Wegmans Database Breach Exposed User Information

Wegmans Food Markets were hit with a database breach that exposed customers’ information — name, address, email, birth date — but no social security numbers or financial information. 

The Rochester, New York supermarket said in a press release that “a previously undiscovered configuration issue” led to two of its internal cloud databases being inadvertently left open to potential outside access. The company said it notified its customers that no financial information or social security numbers were involved since the company doesn’t collect or store that data.

Access to Wegmans.com also was compromised as far as usernames and passwords, but the passwords were “hashed” and “salted,” meaning that the actual password characters were not contained in the databases, according to the press release.

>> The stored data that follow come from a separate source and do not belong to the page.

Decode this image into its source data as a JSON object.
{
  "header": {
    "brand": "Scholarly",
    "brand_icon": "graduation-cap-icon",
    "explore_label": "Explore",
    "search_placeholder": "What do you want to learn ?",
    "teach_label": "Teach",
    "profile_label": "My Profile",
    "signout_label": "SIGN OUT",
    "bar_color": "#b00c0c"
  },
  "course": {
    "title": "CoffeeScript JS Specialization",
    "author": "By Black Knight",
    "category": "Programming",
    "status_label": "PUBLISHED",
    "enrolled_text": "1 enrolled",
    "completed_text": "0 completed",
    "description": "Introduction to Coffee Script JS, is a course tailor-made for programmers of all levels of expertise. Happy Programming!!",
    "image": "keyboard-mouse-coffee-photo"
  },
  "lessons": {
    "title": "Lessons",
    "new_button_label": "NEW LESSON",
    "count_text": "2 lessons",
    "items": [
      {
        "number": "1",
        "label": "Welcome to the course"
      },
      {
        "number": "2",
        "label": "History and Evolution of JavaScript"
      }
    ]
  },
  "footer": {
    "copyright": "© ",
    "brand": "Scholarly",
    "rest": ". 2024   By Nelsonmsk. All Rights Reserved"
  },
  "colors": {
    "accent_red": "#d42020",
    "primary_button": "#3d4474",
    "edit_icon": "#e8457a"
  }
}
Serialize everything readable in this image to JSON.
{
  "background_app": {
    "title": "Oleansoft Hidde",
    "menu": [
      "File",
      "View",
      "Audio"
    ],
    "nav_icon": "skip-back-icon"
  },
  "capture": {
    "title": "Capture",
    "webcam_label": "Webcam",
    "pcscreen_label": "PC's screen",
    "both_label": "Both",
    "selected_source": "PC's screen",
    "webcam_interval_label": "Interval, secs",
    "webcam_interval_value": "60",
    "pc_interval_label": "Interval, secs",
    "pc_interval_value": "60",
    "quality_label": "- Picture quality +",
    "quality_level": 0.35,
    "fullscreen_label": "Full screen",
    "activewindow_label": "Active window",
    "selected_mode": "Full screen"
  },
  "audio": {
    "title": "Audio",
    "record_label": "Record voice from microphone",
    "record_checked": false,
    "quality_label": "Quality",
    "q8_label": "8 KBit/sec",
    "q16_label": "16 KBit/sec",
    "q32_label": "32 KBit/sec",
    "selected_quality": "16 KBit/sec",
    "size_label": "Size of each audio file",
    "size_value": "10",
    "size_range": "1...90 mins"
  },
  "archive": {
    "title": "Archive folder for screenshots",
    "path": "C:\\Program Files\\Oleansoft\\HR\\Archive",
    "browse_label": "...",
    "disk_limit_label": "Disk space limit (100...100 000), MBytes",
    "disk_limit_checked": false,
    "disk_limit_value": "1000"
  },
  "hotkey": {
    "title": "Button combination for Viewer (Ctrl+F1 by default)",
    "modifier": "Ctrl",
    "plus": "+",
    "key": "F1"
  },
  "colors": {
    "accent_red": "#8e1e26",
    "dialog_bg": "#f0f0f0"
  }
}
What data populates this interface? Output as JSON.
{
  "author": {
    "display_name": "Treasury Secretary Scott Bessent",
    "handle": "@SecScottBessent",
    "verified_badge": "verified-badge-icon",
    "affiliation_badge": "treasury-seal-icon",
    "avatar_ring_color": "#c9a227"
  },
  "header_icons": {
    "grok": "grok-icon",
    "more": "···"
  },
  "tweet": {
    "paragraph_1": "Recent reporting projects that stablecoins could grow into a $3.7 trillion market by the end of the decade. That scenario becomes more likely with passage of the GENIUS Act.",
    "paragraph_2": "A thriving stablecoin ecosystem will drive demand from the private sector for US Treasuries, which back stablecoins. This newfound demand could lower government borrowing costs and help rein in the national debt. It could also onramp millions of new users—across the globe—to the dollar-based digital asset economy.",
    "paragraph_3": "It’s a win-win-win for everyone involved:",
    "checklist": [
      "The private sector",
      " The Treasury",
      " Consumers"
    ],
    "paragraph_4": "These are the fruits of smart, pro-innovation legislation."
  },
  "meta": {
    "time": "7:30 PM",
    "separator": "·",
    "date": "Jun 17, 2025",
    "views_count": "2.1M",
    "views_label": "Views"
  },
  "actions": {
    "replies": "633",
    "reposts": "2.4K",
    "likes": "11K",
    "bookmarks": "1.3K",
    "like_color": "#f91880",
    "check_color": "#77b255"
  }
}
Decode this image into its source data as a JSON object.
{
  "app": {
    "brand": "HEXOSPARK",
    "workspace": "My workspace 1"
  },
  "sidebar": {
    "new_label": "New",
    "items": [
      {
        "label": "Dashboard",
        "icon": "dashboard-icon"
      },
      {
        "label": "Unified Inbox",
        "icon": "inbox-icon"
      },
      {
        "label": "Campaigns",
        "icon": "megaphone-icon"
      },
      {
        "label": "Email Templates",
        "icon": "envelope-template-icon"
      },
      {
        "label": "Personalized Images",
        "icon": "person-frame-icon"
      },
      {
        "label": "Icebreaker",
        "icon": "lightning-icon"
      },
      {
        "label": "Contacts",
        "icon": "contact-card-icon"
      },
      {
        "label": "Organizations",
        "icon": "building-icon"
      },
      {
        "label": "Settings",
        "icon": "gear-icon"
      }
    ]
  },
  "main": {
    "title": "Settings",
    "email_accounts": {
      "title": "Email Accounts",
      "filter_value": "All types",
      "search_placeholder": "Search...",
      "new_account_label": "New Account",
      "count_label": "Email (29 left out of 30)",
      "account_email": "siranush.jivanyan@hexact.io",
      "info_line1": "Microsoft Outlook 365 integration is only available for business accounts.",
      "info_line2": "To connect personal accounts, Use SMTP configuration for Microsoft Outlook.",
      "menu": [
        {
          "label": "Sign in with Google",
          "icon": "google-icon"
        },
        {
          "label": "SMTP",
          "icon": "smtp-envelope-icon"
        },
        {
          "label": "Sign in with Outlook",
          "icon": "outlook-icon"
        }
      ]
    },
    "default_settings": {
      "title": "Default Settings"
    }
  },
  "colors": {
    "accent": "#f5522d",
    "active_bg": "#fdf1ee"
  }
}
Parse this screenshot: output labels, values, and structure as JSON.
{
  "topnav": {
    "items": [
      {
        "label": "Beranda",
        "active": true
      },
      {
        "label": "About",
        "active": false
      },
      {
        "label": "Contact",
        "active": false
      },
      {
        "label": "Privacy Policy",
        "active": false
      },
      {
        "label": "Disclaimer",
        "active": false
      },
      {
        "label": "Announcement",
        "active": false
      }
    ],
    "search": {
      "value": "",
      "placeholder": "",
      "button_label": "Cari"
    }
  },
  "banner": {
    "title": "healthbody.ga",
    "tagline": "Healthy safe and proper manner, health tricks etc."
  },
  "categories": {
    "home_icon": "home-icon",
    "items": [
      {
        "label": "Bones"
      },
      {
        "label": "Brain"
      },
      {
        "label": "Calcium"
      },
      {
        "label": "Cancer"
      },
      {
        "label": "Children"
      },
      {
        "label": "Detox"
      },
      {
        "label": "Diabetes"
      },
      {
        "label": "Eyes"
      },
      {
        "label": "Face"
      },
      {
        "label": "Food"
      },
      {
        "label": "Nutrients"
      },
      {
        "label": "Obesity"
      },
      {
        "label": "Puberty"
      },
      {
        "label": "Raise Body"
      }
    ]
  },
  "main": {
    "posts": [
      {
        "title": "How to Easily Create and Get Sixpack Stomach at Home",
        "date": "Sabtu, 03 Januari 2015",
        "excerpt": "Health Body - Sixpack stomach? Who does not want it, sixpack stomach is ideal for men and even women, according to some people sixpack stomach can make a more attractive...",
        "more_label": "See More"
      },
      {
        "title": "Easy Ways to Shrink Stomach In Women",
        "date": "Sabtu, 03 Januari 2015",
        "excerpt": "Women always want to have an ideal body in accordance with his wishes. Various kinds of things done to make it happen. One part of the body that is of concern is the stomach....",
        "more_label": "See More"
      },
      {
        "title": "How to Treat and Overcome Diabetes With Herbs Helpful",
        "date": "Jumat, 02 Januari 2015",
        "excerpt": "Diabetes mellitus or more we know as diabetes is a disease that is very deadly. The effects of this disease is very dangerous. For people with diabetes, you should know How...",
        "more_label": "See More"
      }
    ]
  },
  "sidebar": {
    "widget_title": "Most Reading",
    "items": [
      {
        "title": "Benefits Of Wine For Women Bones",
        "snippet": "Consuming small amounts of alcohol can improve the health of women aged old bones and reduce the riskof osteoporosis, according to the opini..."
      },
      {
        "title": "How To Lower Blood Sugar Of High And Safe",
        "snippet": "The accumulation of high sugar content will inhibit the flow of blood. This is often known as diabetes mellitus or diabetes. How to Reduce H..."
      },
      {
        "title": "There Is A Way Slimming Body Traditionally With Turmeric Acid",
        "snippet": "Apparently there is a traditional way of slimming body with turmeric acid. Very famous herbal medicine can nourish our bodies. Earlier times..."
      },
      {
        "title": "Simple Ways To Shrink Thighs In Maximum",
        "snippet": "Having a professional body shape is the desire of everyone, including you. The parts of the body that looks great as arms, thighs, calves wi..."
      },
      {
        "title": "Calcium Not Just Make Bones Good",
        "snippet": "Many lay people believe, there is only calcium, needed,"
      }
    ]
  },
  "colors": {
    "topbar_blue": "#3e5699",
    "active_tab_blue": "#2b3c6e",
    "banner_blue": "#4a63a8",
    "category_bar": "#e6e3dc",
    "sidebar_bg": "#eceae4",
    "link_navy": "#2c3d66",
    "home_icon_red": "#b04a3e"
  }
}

The configuration issue began in 2018, although Wegmans said that it didn’t find out about the breach until roughly April 19 of this year. 

“Wegmans worked diligently with a leading forensics firm to investigate and determine the incident’s scope, identify the information in the two databases, ensure the integrity and security of the systems, and correct the issue,” Wegmans said per the release. 

The Wegmans supermarket chain has 106 stores in New York, Pennsylvania, New Jersey, Virginia, Maryland, Massachusetts and North Carolina.

Wegmans is just one of many retailers facing data breaches across the U.S.

The Carnival Cruise Line said it was subjected to a data breach in March of this year and some customer data and crew member information was possibly exposed, CyberWire reported.

Earlier this month, McDonald’s databases were hacked in the U.S. as well as South Korea and Taiwan. The breach didn’t include access to customers’ financial data — it exposed employee and franchisee information. The fast-food chain indicated that nothing sensitive was exposed.